Священный лес или Голливуд, роман, гл. 34

34.

Пойду к Санину, - засмеялся Вольшов, дочитав. Он был уже совсем в норме.  Насколько можно было ожидать после бурного утра. Всей ночи. Да и предыдущего дня. Но всё же он был уже в норме. И одна мысль пришла ему в голову во время обхода: отпрыск-то будет не у меня. На то похоже. И будто последний обруч, сжимавший сердце, распустился. Не мой пацан-то будет. Как будто даже жалко... Чепуха. И почему вдруг пацан? Как там Николаев, сукин сын? Вадим вдохнул глубоко. Дышалось легко. Картина дня будто очистилась от какого-то дыма, едкого тумана, только впереди висела белая пелена.

Точно-точно. Он когда-то сделал удачную фотографию зимой. Накануне был морозный день, а ночью вдруг потеплело и поднялся туман. Утром было чудо: туман осел на ветвях узорным инеем, солнце мутным шаром еле-еле угадывалось в бледном небе и наполняло воздух каким-то мистическим золотистым сиянием. Воздух был густой, а дали не было. Он сделал снимок и назвал его «К вопросу об экзистенциализме». Там была дорога, резко заворачивающая у высокого дерева. На переднем плане отчетливый, волшебно заиндевелый куст бузины. Дорога. И вот - дерево. Там, на среднем плане:  высокое дерево, дуб, наверное, - с неземными ветвями - светлее неба, - за ним резкий поворот дороги, а дальше ничего. Пелена тумана. Неизвестность. Вечность. Жизнь. Или смерть. Поворот  в никуда. Как сейчас.

Ещё когда входил в кабинет, Вадим поймал себя на странном ощущении отсутствия дальнего плана. Как на той фотографии. Подумал, куда податься завтра. После дежурства. К Кате? Новой написать? Ведь не домой же. Дома больше нет. Катя. К ней пойти? Но не влекло. Да. Правильное слово. Не влекло. Ему просто не хотелось. Сейчас вдруг отчетливо почувствовал нежелание, напряженность и что-то ещё гудело на задворках сознания. Будто туман заглушил всё резкие зруки и стало слышно легкое гудение. Монотонное и больное. Неужели опять чувство вины?

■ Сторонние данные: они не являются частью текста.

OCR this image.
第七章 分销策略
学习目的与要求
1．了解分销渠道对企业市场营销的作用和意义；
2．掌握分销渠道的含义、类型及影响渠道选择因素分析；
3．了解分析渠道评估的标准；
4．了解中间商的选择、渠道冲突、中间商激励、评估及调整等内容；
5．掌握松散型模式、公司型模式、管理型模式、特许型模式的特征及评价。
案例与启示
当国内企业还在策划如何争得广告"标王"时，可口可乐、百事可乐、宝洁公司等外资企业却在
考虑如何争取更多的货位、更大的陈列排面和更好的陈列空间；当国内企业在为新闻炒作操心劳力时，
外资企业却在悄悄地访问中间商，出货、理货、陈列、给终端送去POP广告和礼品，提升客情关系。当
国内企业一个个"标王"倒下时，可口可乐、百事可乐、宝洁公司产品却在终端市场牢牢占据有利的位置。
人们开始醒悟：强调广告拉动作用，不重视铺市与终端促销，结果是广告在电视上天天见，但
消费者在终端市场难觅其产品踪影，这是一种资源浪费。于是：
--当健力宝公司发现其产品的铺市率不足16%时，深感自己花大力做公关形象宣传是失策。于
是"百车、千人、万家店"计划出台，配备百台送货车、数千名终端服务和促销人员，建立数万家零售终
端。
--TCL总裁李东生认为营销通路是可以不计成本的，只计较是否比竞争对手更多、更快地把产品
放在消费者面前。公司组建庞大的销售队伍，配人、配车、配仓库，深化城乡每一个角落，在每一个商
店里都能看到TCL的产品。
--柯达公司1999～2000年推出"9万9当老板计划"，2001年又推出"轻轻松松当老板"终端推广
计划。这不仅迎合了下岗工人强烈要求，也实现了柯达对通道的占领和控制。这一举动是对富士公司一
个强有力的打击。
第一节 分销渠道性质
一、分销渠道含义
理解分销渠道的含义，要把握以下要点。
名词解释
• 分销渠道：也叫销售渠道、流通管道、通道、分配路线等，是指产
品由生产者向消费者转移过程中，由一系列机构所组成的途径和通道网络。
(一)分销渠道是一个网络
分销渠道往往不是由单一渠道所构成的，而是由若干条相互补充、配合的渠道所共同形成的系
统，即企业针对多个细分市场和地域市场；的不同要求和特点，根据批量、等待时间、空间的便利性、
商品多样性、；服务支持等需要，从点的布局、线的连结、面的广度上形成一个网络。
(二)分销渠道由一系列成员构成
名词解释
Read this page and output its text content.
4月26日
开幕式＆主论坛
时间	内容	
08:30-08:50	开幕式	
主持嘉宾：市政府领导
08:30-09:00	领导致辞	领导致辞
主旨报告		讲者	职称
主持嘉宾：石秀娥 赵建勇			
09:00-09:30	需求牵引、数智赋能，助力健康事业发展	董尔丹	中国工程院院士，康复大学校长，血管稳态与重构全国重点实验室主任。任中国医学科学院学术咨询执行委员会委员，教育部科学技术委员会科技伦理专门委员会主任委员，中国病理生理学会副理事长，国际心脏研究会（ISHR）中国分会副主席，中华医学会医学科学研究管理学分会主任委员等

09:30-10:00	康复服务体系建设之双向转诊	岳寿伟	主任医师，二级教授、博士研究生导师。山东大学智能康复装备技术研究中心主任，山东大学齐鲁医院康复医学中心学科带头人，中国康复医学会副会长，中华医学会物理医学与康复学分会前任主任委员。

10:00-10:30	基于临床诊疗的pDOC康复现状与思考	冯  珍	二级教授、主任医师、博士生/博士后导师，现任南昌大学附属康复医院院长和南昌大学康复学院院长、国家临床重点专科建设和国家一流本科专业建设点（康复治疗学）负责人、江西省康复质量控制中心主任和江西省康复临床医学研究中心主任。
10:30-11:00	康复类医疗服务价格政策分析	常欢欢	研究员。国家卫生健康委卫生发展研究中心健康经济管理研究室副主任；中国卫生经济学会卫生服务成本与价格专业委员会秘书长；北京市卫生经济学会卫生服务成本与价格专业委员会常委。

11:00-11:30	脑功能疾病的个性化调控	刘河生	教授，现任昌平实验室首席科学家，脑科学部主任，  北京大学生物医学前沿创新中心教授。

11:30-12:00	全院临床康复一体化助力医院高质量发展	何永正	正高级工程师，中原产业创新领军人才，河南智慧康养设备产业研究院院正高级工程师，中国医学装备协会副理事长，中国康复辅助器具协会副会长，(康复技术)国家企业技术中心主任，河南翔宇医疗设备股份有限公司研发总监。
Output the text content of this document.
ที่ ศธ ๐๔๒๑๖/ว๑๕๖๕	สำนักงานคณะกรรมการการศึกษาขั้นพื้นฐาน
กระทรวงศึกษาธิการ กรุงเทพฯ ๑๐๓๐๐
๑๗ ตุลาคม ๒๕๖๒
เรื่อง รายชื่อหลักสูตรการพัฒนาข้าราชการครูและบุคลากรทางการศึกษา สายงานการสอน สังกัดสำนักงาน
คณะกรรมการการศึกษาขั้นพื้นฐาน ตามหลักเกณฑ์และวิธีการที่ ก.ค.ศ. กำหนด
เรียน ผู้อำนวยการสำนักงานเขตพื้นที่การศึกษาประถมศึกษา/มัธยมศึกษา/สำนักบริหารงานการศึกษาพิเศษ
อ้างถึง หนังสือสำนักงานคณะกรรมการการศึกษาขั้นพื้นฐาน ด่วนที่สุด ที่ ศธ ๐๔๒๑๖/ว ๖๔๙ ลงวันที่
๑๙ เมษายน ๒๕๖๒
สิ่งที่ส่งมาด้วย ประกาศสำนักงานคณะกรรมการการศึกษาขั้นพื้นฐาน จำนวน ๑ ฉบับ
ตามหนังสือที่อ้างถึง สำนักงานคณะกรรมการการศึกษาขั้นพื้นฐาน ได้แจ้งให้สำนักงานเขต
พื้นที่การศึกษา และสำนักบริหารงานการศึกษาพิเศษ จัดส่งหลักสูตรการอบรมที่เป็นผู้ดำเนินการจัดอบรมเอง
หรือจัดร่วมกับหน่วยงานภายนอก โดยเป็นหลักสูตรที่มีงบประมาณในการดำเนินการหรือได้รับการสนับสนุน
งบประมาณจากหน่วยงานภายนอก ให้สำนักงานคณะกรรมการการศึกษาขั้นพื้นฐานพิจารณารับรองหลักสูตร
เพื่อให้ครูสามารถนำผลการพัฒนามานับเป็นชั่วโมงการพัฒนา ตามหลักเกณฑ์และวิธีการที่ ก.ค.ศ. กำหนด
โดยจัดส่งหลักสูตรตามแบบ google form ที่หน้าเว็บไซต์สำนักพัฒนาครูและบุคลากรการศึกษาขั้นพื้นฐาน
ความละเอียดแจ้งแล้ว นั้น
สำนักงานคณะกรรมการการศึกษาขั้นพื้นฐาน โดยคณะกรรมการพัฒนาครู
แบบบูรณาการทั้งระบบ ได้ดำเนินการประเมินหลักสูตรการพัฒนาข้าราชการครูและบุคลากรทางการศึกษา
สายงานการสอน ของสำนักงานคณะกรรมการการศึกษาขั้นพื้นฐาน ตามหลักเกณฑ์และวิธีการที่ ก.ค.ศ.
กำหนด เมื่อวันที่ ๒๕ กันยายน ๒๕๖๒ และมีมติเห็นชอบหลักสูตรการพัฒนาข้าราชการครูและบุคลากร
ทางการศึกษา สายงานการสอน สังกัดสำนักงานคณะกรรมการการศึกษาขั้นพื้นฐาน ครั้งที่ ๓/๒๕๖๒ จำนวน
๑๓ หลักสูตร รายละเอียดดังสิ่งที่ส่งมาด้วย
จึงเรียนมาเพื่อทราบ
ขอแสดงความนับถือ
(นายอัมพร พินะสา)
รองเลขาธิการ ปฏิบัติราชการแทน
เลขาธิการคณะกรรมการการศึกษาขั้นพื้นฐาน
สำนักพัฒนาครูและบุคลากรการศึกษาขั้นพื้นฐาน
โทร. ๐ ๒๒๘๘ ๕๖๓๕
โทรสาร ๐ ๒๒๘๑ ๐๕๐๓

Катя. Ведь хорошая женщина. Как приняла. Отогрела. Благодарность светилась в глазах. Чувствовал себя желанным, нужным.  А не влекло. Идти к ней не хотелось. Не пахла она ему. Вот и вся правда. Как-то даже гадок он себе самому из-за этого показался. Но ведь это правда, вспомнил её запах и даже головою повёл. Не хочу. И чувство вины опять. - Как ненавижу я себя за это! Ведь уже казалось, что свободен, больше никогда! Никогда не буду больше чувствовать себя обязанным кому-нибудь. Только не заводиться! С этим он и вошёл в кабинет после обхода.   А там хохотали над рассказам Санина молодые врачи. А теперь, - прочтя, - и он сам смеялся. Сидел и смеялся. - Великая сила искусства, ё-моё! Неужели мы всё себе придумываем? Что же нас мучает, жить не даёт? Какие-то дикие догмы? Привычка есть овсянку? Как Санин вчера сказал: «Нет у вас проблем. Это вы себе сами их придумываете.» Неужели правда? Овсянка. Да. Пойду к тебе после дежурства, Юрий Васильич. Неужто у Петрухи СПИД?